Kazım Ünal, Mehmet Ünal ve Naz Ünal ile bir söyleşi gerçekleştirdik.
Askeri kara araçlarına yönelik olarak üretim ve testlerini gerçekleştirdiği sayısız parça ile öne çıkan Menatek, bugün kendisini, sektördeki ana yükleniciler ve parça imalatçıları arasında bir köprü şeklinde konumlandırıyor. İmalatçıların iş potansiyelini arttıran firma, ana yüklenicilerin de tedarik zinciri yönetim yükünü üstleniyor. Gelişim sürecinde parça üretiminin yanı sıra ürünleşmeye de yönelen firmanın dünü, bugünü ve yarınları hakkında; Menatek Genel Müdürü Kazım Ünal, Yönetici Ortağı Mehmet Ünal ile İş Geliştirme ve Strateji Direktörü Naz Ünal’dan bilgi aldık.

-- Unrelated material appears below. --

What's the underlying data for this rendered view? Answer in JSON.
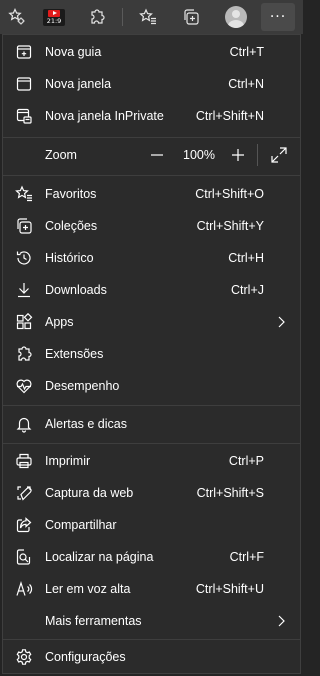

MSI Dergisi: Kazım Bey, Menatek, kuruluşundan bugüne önemli değişiklikler geçirmiş ve birçok özelliği ile Türk savunma ve havacılık sanayisindeki alt yüklenicilerden ayrılan bir firma olarak öne çıkıyor. Menatek’in kuruluş hikâyesini, bir de sizin ağzınızdan dinleyebilir miyiz?
Kazım ÜNAL: Ben, işini ve mesleğini çok seven, işine karşı sorumluluk sahibi, işinden heyecan duyan, bu heyecanını da karşısındakilere aktarabilen ve ekip ruhu ile güzel şeyler başarmak isteyen bir insanım. Bu bakış açısı ile Kara Kuvvetleri Komutanlığı (K.K.K.lığı)’nın bakım kuruluşlarında yıllarca görev yaptım. Bu süreçte, mühendislik eğitimim, sürekli temas hâlinde olduğum yurt dışı kaynaklı tedarikçiler ve her gün üzerinde çalıştığım yedek parçaların da etkisiyle paletli veya tekerlekli bir kara aracını oluşturan alt sistemler hakkında, çok büyük bir bilgi birikimi elde ettim. Bu bilgi birikimi ve mesleki heyecanım, bir süre sonra beni farklı bir arayışa yönlendirdi ve Türk Silahlı Kuvvetleri (TSK)’nden emekli olarak, 1997 yılında Menatek’i kurdum.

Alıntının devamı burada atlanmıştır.